Humans only drop by 5 points, while frontier models drop by up to 47 points, indicating a structural failure of models rather than task difficulty.

Analysis (Tool Usage, Std vs. Adv)¶

Model	Std Tool Calls	Adv Tool Calls	Adv \(P(\geq 5)\)
GPT-5	6.45	6.61	0.62
o3	3.88	4.23	0.42
o1	1.83	1.86	0.13
GPT-4o	1.14	1.13	0.07
o4-mini	0.02	0.04	0.00

Tool usage remains almost unchanged under adversarial conditions—this is the most startling finding: models lack the instinct to "search more" when encountering conflicting info.

Key Findings¶

Shocking Amplification of Minimal Perturbations: A single honeypot among thousands of true sources (1/1000 density) causes GPT-5's accuracy to drop by 47 points. This elevates "controlled top results" to a highly practical attack vector, far more stealthy than prompt injection.
Three Failure Modes: (1) Minimal search escalation (no search increase despite conflict); (2) Synthesis failure (unable to integrate multiple sources even after 162 searches); (3) Epistemic paralysis (found info but claimed "insufficient data"). All point to a root cause: "positional anchoring," where rank order is implicitly treated as evidential strength.
Severe Miscalibration: Models maintain high confidence even when wrong. ECE/Brier scores degrade significantly in adversarial mode; models are completely unaware they are being deceived.
Robust and Systematic Failure: Variance across 4 worlds and 10 rollouts is minimal, ruling out outlier queries. The failure is systematic rather than sporadic.

Highlights & Insights¶

The "Minimal Perturbation + Causal Isolation" Paradigm is Highly Valuable: This "procedural generation + single-point intervention + process trace" pattern (similar to Procgen in RL) transforms vague discussions into quantitative science.
Positional Anchoring Hypothesis Unifies Failures: The authors link minimal escalation, synthesis failure, and miscalibration to the root of "rank as evidential strength," connecting it to "lost in the middle" (Liu et al. 2024) phenomena in long-context attention.
Exposing Shallow Heuristics in RLHF/Instruction Tuning: It is hypothesized that models learn the shallow heuristic of "read top 1 → answer," which works in clean retrieval but collapses under adversarial conditions. This suggests RAG-related RLHF needs adversarial contamination samples.

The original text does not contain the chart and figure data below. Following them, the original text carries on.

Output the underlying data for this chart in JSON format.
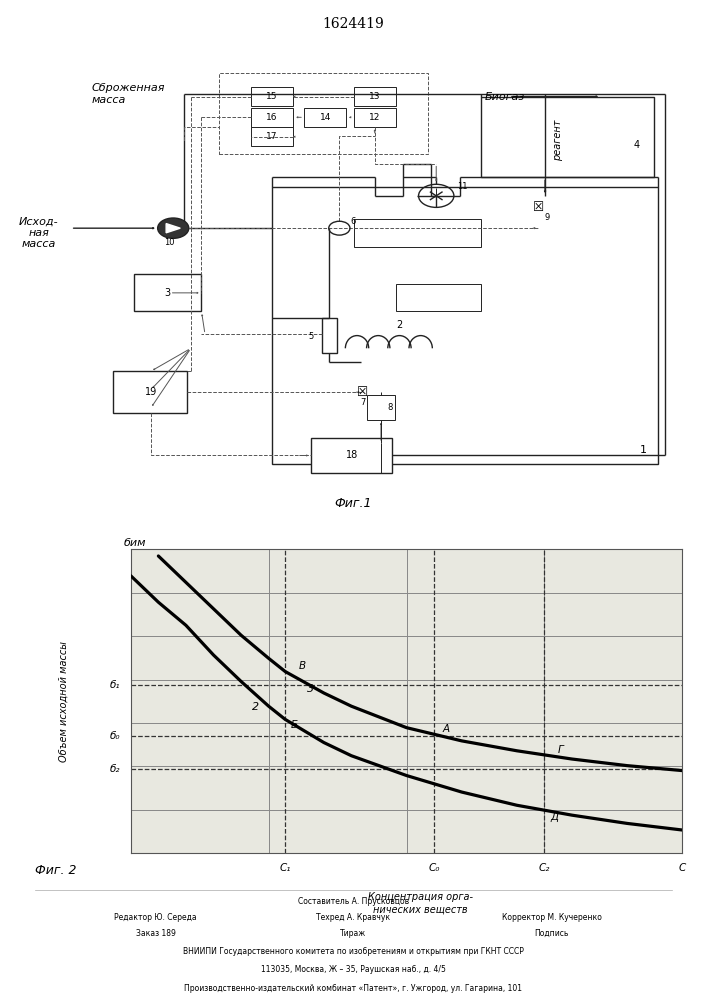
{
  "title": "1624419",
  "fig1_caption": "Фиг.1",
  "fig2_caption": "Фиг. 2",
  "label_sbrozhennaya": "Сброженная\nмасса",
  "label_iskhodnaya": "Исход-\nная\nмасса",
  "label_biogas": "Биогаз",
  "label_reagent": "реагент",
  "ylabel_fig2": "Объем исходной массы",
  "xlabel_fig2": "Концентрация орга-\nнических веществ",
  "bg_color": "#ffffff",
  "line_color": "#222222",
  "b1": 0.69,
  "b0": 0.535,
  "b2": 0.435,
  "C1": 0.28,
  "C0": 0.55,
  "C2": 0.75,
  "ymin": 0.18,
  "ymax": 1.1,
  "curve2_x": [
    0.0,
    0.05,
    0.1,
    0.15,
    0.2,
    0.25,
    0.28,
    0.35,
    0.4,
    0.5,
    0.6,
    0.7,
    0.8,
    0.9,
    1.0
  ],
  "curve2_y": [
    1.02,
    0.94,
    0.87,
    0.78,
    0.7,
    0.625,
    0.585,
    0.515,
    0.475,
    0.415,
    0.365,
    0.325,
    0.295,
    0.27,
    0.25
  ],
  "curve3_x": [
    0.05,
    0.1,
    0.15,
    0.2,
    0.25,
    0.28,
    0.35,
    0.4,
    0.5,
    0.6,
    0.7,
    0.8,
    0.9,
    1.0
  ],
  "curve3_y": [
    1.08,
    1.0,
    0.92,
    0.84,
    0.77,
    0.73,
    0.665,
    0.625,
    0.56,
    0.52,
    0.49,
    0.465,
    0.445,
    0.43
  ],
  "footer_line1": "Составитель А. Прусковцов",
  "footer_line2a": "Редактор Ю. Середа",
  "footer_line2b": "Техред А. Кравчук",
  "footer_line2c": "Корректор М. Кучеренко",
  "footer_line3a": "Заказ 189",
  "footer_line3b": "Тираж",
  "footer_line3c": "Подпись",
  "footer_line4": "ВНИИПИ Государственного комитета по изобретениям и открытиям при ГКНТ СССР",
  "footer_line5": "113035, Москва, Ж – 35, Раушская наб., д. 4/5",
  "footer_line6": "Производственно-издательский комбинат «Патент», г. Ужгород, ул. Гагарина, 101"
}
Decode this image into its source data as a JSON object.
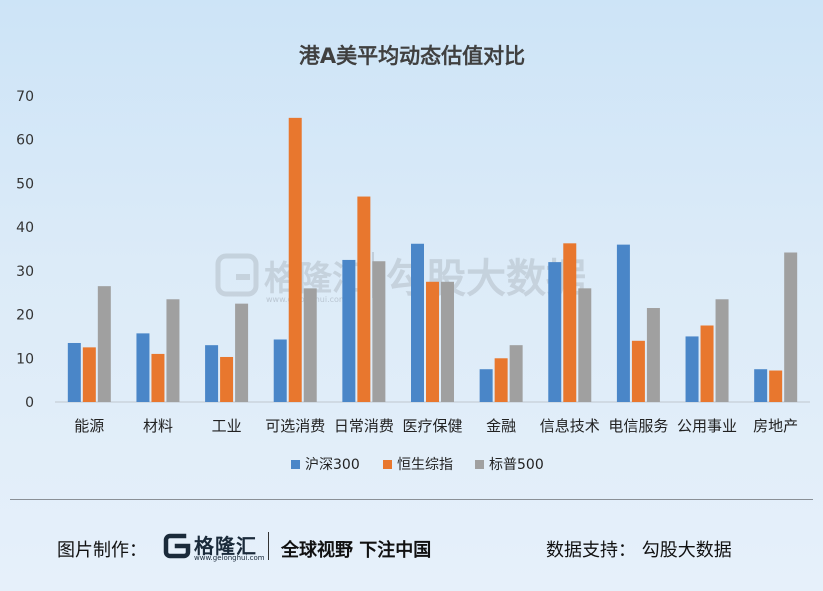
{
  "chart_data": {
    "type": "bar",
    "title": "港A美平均动态估值对比",
    "categories": [
      "能源",
      "材料",
      "工业",
      "可选消费",
      "日常消费",
      "医疗保健",
      "金融",
      "信息技术",
      "电信服务",
      "公用事业",
      "房地产"
    ],
    "series": [
      {
        "name": "沪深300",
        "color": "#4a86c8",
        "values": [
          13.5,
          15.7,
          13.0,
          14.3,
          32.5,
          36.2,
          7.5,
          32.0,
          36.0,
          15.0,
          7.5
        ]
      },
      {
        "name": "恒生综指",
        "color": "#e8772e",
        "values": [
          12.5,
          11.0,
          10.3,
          65.0,
          47.0,
          27.5,
          10.0,
          36.3,
          14.0,
          17.5,
          7.2
        ]
      },
      {
        "name": "标普500",
        "color": "#a0a0a0",
        "values": [
          26.5,
          23.5,
          22.5,
          26.0,
          32.2,
          27.5,
          13.0,
          26.0,
          21.5,
          23.5,
          34.2
        ]
      }
    ],
    "ylim": [
      0,
      70
    ],
    "yticks": [
      0,
      10,
      20,
      30,
      40,
      50,
      60,
      70
    ],
    "xlabel": "",
    "ylabel": "",
    "grid": false,
    "legend": "bottom"
  },
  "watermark": {
    "brand": "格隆汇",
    "url": "www.gelonghui.com",
    "text": "勾股大数据"
  },
  "footer": {
    "left_label": "图片制作：",
    "logo_brand": "格隆汇",
    "logo_url": "www.gelonghui.com",
    "slogan": "全球视野 下注中国",
    "right_label": "数据支持：  勾股大数据"
  },
  "colors": {
    "accent_blue": "#4a86c8",
    "accent_orange": "#e8772e",
    "accent_gray": "#a0a0a0"
  }
}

Limitations & Future Work¶

The distribution of synthetic web content and ranking algorithms may not 1:1 match the real web, potentially biasing failure modes.
Only "single rank-0 honeypot" attacks were tested, whereas real attackers might use multi-source coordinated misinformation.
Lacks empirical validation of mitigations—while five directions (procedural safeguards, adversarial training, calibration, tool redesign, search interface) are listed, they are future work.
Mostly tested on the OpenAI family; failure modes on Anthropic, Google, or open-source models (Llama-3, Qwen) might differ.
Future work: use this benchmark to stress test Self-RAG, FLARE, CRAG; develop finer attack taxonomies; and link to uncertainty-aware evaluation.

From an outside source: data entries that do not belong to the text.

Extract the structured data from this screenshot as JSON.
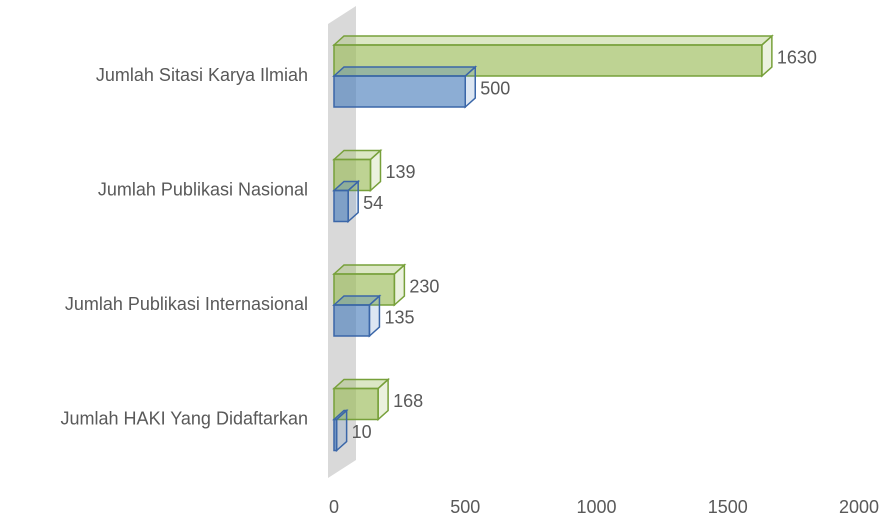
{
  "chart_data": {
    "type": "bar3d_horizontal",
    "categories": [
      "Jumlah Sitasi Karya Ilmiah",
      "Jumlah Publikasi Nasional",
      "Jumlah Publikasi Internasional",
      "Jumlah HAKI Yang Didaftarkan"
    ],
    "series": [
      {
        "color": "#9bbb59",
        "values": [
          1630,
          139,
          230,
          168
        ]
      },
      {
        "color": "#4f81bd",
        "values": [
          500,
          54,
          135,
          10
        ]
      }
    ],
    "xlim": [
      0,
      2000
    ],
    "xticks": [
      0,
      500,
      1000,
      1500,
      2000
    ]
  }
}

vs. WebArena / Mind2Web: These test functional navigation, while Ours tests epistemic robustness—complementary dimensions.
vs. FEVER / TruthfulQA: Static QA without process traces or adversarial ranking control; Ours is interactive, adversarial, and traceable.
vs. RAGuard (Zeng et al. 2025): RAGuard uses real Reddit data for static RAG robustness; Ours is procedurally generated, controllable, and agent-level.
vs. SafeArena (Tur et al. 2025): SafeArena tests if agents perform harmful tasks; Ours tests if agents can be deceived (misuse vs. deception).
vs. Corpus Poisoning (Su et al. 2024): They attack dense retrievers to insert passages; Ours attacks the ranking layer, which is easier to implement.
vs. "Lost in the Middle" (Liu et al. 2024b): They found U-shaped attention bias in long contexts; Ours generalizes this to the positional dimension of search-based retrieval.

Rating¶

Novelty: ⭐⭐⭐⭐ The combination of "synthetic web + rank-0 honeypot + process trace" is new and fills a gap.
Experimental Thoroughness: ⭐⭐⭐⭐ Statistically robust (5,870 queries); slightly docked for lacking mitigation testing.
Writing Quality: ⭐⭐⭐⭐⭐ Clear progression from motivation to failure modes and the positional anchoring hypothesis.
Value: ⭐⭐⭐⭐⭐ Directly reveals a deployment-grade security flaw (collapse at 1/1000 contamination), serving as a wake-up call for RAG/agent/search industries.